Four patients required relisting (9%) and 1 additional patient died after delisting because of a rapidly progressive HCC (1/44 = 2.3%). Three of the four relisted patients developed recurrent ascites and were among those on low-dose diuretic at delisting. On the other side, none of the 35 patients, who was off diuretics at delisting, had to be relisted for worsening ascites, to date. Hence, maintaining some fluid retention requiring low doses of diuretics at delisting emerged as a possible risk factor for worsening of ascites and relisting (P < .005). The fourth patient requiring relisting had a nodule of 1.3 cm HCC diagnosed 9 months after completing DAA therapy.

The patient who died after delisting was from Egypt and had skipped his scheduled ultrasound screening 6 months prior to diagnosis of large infiltrating HCC. One year prior to diagnosis, magnetic resonance imaging (MRI) was negative for HCC.

Patients Developing HCC in the Entire Cohort and Liver Transplant Outcomes

Overall, 5 Child-Pugh B patients developed HCC. In 3 cases HCC was diagnosed when patients were still on the waiting list, while in the remaining 2 cases after their delisting for clinical improvement. The timing of HCC diagnosis was between 6 and 18 months after completing DAA therapy. One patient was still viraemic at the time of the diagnosis of HCC, having relapsed after a 6-month course of SOF/RBV. To note, 3 in 5 patients presented an aggressive, infiltrative type HCC, which rapidly lead patients to death. No patient with HCC had diabetes.

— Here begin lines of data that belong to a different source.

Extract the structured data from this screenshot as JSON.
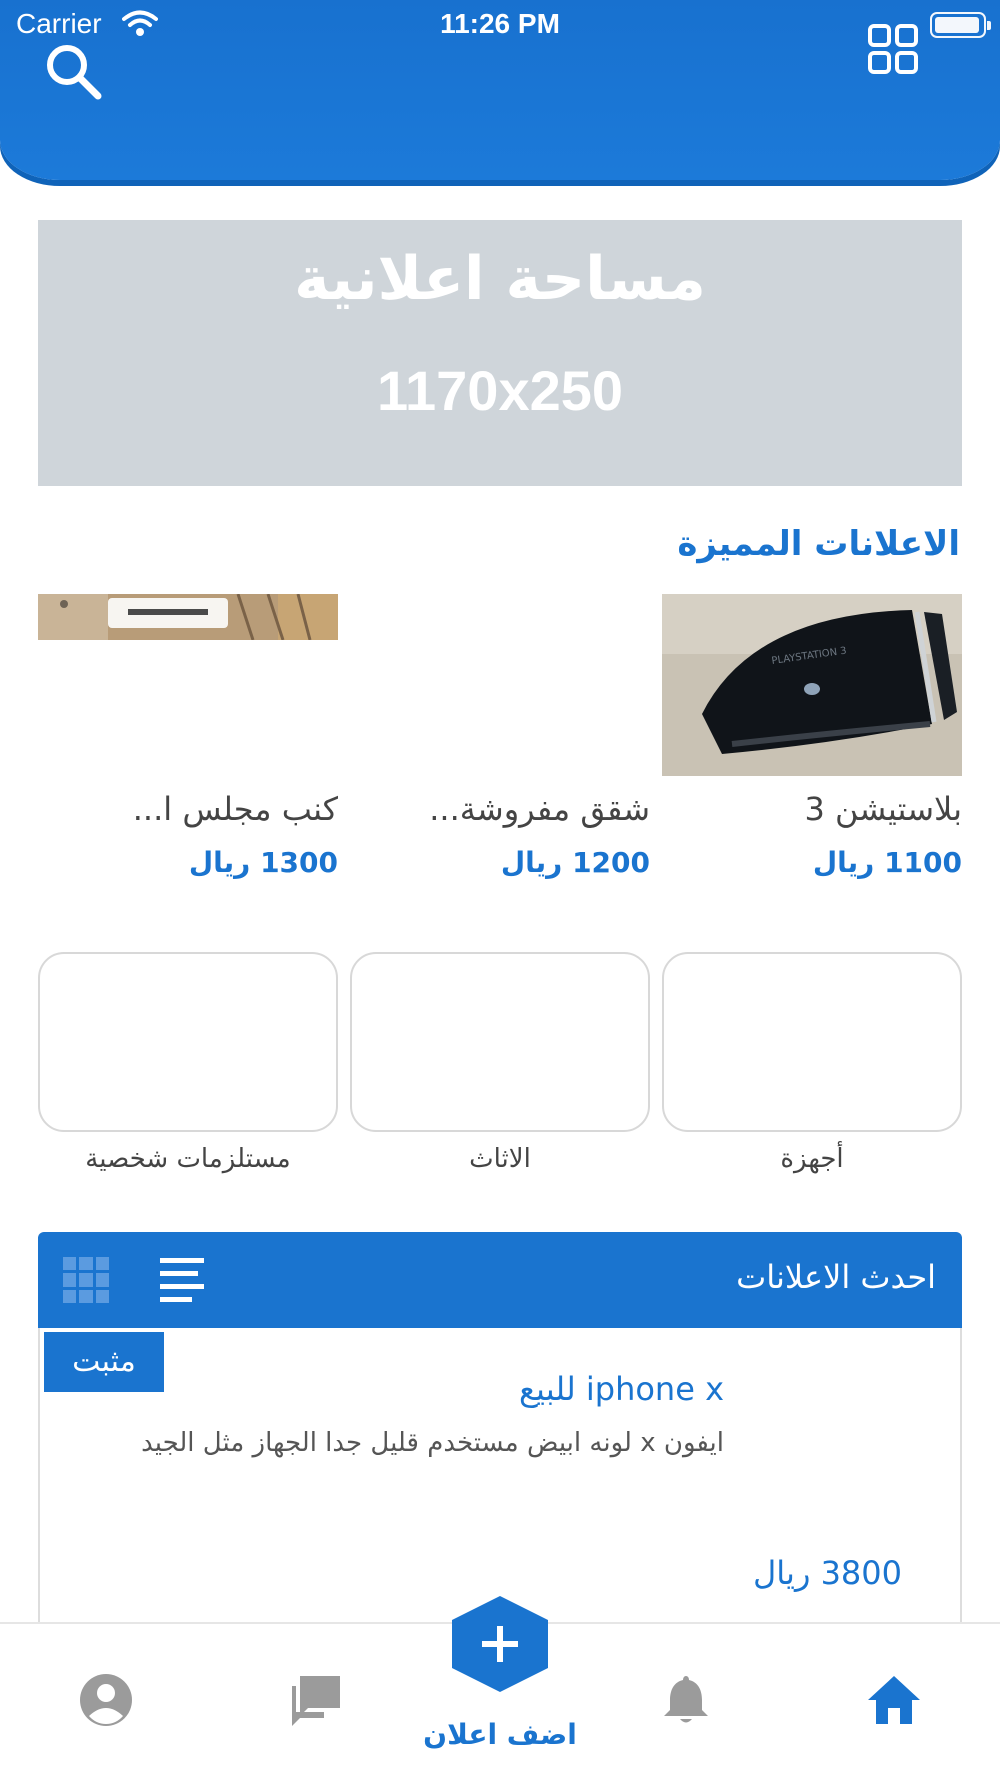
{
  "status_bar": {
    "carrier": "Carrier",
    "time": "11:26 PM"
  },
  "header": {
    "search_icon": "search-icon",
    "menu_icon": "grid-menu-icon"
  },
  "ad_banner": {
    "title": "مساحة اعلانية",
    "size": "1170x250"
  },
  "featured": {
    "title": "الاعلانات المميزة",
    "items": [
      {
        "name": "بلاستيشن 3",
        "price": "1100 ريال"
      },
      {
        "name": "شقق مفروشة...",
        "price": "1200 ريال"
      },
      {
        "name": "كنب مجلس ا...",
        "price": "1300 ريال"
      }
    ]
  },
  "categories": [
    {
      "label": "أجهزة"
    },
    {
      "label": "الاثاث"
    },
    {
      "label": "مستلزمات شخصية"
    }
  ],
  "latest": {
    "title": "احدث الاعلانات",
    "listing": {
      "badge": "مثبت",
      "title": "iphone x للبيع",
      "description": "ايفون x لونه ابيض مستخدم قليل جدا الجهاز مثل الجيد",
      "price": "3800 ريال"
    }
  },
  "bottom_nav": {
    "add_label": "اضف اعلان",
    "items": [
      "home-icon",
      "bell-icon",
      "chat-icon",
      "profile-icon"
    ]
  },
  "colors": {
    "primary": "#1a74cf",
    "banner_gray": "#cfd5da",
    "icon_gray": "#9b9b9b"
  }
}
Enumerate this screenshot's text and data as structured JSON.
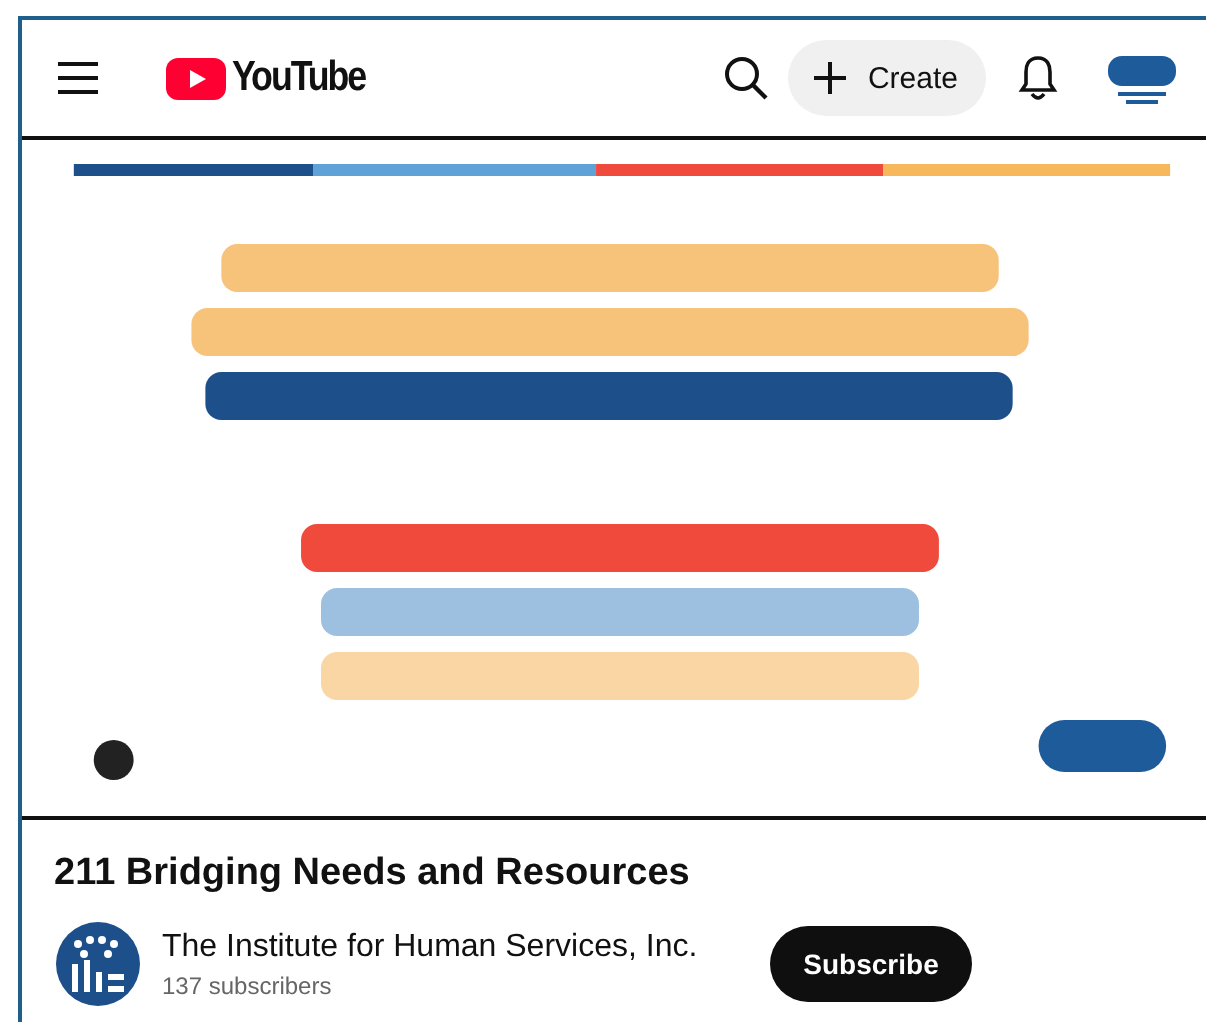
{
  "header": {
    "logo_text": "YouTube",
    "create_label": "Create"
  },
  "title": "211 Bridging Needs and Resources",
  "channel": {
    "name": "The Institute for Human Services, Inc.",
    "subscribers": "137 subscribers",
    "subscribe_label": "Subscribe"
  }
}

Seventy patients received a liver graft, one of whom after being delisted for clinical improvement and then relisted for HCC. The Median MELD score at LT was 18. Eleven patients could not finish the planned duration of DAA treatment, all of them being aviremic at the time of LT. Four patients who had been treated with SOF/RBV pre-LT had a viral recurrence post-LT and were successfully retreated with a combination of SOF and NS5A inhibitor. Nine of the 70 patients (13%) who received a liver graft died, none from HCV recurrent disease.